WER BIN ICH? Wer steckt hinter diesem Blog? Ich bin der Soufian. Mann, Blogger, Multitalent, Lebensforscher und liebe das einfache Leben und Abenteuer. Mein Heimat ist der Maghreb, dort bin ich geboren. Meine Zuhause ist Deutschland, hier fühle ich mich wohl und ich liebe dieses Land. Das Glück zwei grundverschiedene Kulturen in sich zu vereinen und daraus zu lernen, ist ein großes Geschenk. Dafür bin ich sehr dankbar. Hier wirst du Beiträge über meine Denkweise, Einstellung, Erlebnisse und Erfahrungen lesen. Schreiben, Denken, Bloggen und das Leben zu leben sind meine Leidenschaft. Ich habe viel vor und bastle gerade an Ideen. Sei gespannt und lass dich überraschen. Um welche Themen geht es in meinem Blog? Um Achtsamkeit. Und um das einfache Leben, um Abenteuer, Glück und wahre Freiheit. Ich möchte meine Begeisterung für ein einfaches glückliches Leben mit Dir teilen. Und ich möchte Deine Sinnen wieder für das normale in Leben sensibilisieren. Der Blog soll für dich als Inspirationsquelle dienen. Die Themen, die mich bewegen, können auch für dich relevant sein. Übersetze sie in dein Leben und mach' deine eigene Regeln. Ziehe deine eigene Erkenntnisse daraus. Nutze die Beiträge und meine Denkweise, um deinen eigenen Weg zu gehen und deine persönliche Frage zu beantworten: Was ist wirklich wichtig im Leben? Ich habe meine Antworten in meinem ganz normalen Alltagsleben gefunden. In einfachen unscheinbaren Dingen. Und diese Erfahrungen möchte ich mit dir teilen. Sei dabei! Soufian S.

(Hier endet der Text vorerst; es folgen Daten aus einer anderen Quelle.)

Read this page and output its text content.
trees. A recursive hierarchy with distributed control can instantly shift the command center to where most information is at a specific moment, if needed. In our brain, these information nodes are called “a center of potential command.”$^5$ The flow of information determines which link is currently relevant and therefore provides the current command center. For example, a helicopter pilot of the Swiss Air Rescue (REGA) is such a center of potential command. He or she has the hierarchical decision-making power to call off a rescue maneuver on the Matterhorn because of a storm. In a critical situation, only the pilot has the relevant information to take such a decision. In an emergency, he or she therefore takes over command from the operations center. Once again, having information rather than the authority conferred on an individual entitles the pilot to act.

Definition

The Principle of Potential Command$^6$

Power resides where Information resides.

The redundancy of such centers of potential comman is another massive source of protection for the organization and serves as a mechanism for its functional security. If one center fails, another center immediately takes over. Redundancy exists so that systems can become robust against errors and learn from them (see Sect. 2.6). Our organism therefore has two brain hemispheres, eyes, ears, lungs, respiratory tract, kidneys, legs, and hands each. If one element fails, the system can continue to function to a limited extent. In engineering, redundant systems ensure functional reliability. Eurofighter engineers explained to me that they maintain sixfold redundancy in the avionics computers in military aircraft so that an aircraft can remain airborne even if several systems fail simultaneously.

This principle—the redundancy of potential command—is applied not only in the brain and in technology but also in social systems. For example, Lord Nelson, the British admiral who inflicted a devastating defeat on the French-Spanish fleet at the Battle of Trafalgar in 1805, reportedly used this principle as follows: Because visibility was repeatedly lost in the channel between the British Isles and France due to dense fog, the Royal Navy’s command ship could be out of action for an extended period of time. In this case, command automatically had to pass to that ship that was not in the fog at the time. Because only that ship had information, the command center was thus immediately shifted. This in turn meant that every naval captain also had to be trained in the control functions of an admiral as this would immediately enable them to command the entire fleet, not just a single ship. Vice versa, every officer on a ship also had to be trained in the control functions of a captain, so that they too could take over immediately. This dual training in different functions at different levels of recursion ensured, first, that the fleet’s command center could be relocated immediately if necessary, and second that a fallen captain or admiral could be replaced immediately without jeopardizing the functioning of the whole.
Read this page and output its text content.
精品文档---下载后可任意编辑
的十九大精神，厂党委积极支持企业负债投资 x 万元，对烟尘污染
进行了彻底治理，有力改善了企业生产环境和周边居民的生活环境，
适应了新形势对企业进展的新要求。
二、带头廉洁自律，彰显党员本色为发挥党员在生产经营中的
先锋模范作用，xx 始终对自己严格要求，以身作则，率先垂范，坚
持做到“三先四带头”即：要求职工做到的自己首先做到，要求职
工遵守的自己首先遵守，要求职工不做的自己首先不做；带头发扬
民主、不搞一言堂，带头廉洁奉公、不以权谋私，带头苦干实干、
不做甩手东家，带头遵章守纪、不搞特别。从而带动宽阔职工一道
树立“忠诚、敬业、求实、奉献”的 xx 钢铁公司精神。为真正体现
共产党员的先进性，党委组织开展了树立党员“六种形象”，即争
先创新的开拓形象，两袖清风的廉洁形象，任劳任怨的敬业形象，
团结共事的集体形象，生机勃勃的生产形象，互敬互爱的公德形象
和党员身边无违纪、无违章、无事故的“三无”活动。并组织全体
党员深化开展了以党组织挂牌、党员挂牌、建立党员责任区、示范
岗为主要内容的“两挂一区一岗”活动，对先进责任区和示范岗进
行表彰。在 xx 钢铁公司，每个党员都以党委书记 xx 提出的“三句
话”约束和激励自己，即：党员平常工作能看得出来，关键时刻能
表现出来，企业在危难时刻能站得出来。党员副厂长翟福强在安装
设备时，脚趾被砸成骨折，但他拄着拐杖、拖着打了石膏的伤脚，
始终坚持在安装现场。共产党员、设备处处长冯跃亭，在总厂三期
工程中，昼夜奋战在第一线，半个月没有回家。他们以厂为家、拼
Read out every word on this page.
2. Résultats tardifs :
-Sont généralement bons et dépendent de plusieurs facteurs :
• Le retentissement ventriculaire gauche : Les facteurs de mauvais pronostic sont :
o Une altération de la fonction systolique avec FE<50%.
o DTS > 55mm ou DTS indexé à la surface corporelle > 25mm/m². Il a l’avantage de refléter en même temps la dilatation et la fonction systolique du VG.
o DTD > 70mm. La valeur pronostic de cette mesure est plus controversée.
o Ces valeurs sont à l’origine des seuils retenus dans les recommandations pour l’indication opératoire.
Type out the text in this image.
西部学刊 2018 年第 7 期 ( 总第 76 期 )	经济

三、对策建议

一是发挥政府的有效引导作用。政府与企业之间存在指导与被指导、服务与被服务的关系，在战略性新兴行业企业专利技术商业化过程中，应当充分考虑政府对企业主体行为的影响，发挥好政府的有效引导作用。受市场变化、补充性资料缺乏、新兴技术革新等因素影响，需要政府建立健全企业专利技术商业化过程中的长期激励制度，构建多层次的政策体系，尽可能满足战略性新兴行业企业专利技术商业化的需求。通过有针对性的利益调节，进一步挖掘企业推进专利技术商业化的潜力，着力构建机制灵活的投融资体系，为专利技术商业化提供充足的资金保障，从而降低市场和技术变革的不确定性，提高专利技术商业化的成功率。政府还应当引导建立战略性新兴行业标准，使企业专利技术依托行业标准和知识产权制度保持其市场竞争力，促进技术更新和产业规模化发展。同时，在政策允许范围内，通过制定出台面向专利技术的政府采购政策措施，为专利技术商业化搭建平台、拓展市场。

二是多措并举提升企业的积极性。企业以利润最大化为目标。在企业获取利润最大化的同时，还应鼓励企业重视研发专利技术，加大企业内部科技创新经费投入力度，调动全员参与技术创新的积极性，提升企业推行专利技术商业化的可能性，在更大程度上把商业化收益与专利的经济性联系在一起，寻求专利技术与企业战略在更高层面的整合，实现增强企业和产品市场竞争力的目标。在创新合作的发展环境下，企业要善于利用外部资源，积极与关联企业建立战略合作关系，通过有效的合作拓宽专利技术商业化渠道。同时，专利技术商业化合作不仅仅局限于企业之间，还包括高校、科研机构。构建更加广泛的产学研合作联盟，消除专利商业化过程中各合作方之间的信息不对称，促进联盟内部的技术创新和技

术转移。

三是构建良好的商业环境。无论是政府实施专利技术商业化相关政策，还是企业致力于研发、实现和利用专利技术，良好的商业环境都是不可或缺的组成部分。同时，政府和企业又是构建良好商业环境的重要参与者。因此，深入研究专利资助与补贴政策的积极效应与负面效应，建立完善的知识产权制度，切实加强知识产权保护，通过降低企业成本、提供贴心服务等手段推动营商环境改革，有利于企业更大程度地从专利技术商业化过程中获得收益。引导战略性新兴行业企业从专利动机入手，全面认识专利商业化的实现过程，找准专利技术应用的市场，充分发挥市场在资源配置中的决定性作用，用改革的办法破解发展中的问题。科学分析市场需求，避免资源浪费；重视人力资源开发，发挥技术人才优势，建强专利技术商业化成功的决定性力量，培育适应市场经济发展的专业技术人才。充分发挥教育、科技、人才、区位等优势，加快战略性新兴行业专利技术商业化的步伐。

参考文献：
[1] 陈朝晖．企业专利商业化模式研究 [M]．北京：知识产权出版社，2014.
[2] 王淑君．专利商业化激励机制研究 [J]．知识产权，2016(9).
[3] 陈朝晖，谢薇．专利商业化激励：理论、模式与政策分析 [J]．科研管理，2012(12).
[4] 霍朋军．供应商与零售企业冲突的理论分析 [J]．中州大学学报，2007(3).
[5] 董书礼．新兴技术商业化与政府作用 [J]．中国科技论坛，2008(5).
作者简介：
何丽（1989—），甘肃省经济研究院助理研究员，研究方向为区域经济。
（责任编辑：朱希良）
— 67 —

Diese Lebensweisheit wird Dein Leben verändern

Diese Lebensweisheit ist Programm! Diese Lebensweisheit ist das Geheimnis zu deiner Verwandlung. Sie hat das Potenzial dich zum Herrscher deines Lebens zu krönen. Sie gibt dir deine Verantwortung zurück, und vor allem deine Freiheit. Sie ist sehr tiefsinnig und lautet:

Gefällt dir etwas nicht, dann ändere es. Kannst du es nicht ändern, ändere deine Einstellung. Jammere nicht!

Lese sie noch mal und halte kurz inne.

Mach’ das bitte und spüre jedes einzelne Wort!

bist du Fertig?

Dann lass uns nun den ersten Teil dieser Weisheit anschauen:

Gefällt dir etwas nicht, dann ändere es.

Du hast jetzt die freie Wahl und wirst aufgefordert zu handeln:

Das was du siehst, erlebst, hörst oder sagst, gefällt dir nicht? Dann tu’ etwas und ändere es.

Er fordert dich heraus, damit du die Verantwortung für dich übernimmst.

Du hast jetzt die Möglichkeit, etwas zu erschaffen, das dir gefällt. Du kannst aus dem vollen schöpfen.

Das wolltest du doch immer, oder nicht?

Ich höre schon die „ ja, aber….Sager”. Keine Sorge für euch habe ich auch etwas.

Hier kommt nämlich der zweite Teil der Weisheit ins Spiel:

Kannst du es nicht ändern, ändere deine Einstellung.

Ich gebe dir Recht, es gibt Situationen im Leben, die kannst du nicht einfach so ändern.

Manche Ereignisse entziehen sich deiner Macht. In solchen Situationen bist du nur ein Zuschauer des Geschehens.

„Kannst du nicht etwas ändern…“ bedeutet so gut wie:

Akzeptiere doch, dass du nichts tun kannst, gestehe dir deine Machtlosigkeit ein und hör auf zu kämpfen.

Lass los und lasse es geschehen. Vertraue!

Wenn du jetzt denkst, dass du nichts mehr tun kannst, und der passive Beobachter bist, dann hast du dich getäuscht!

Du bist keineswegs ganz machtlos, denn…

„änder deine Einstellung“ gibt dir wieder eine Wahl. Es ist zwar eine kleine, aber es ist eine Möglichkeit.

Sie fordert dich vor allem wieder auf, die Verantwortung für dich zu übernehmen.

Wenn du deine Einstellung ändern willst, dann musst du meist ein altes Vorstellungsbild, das dir nicht mehr dient, über Bord werfen.

Denn oft sind es solche veraltete und verstaubte Bilder, die dir das Leben zur Hölle machen.

Also, der Ball liegt jetzt wieder bei dir und du hast wieder die Möglichkeit.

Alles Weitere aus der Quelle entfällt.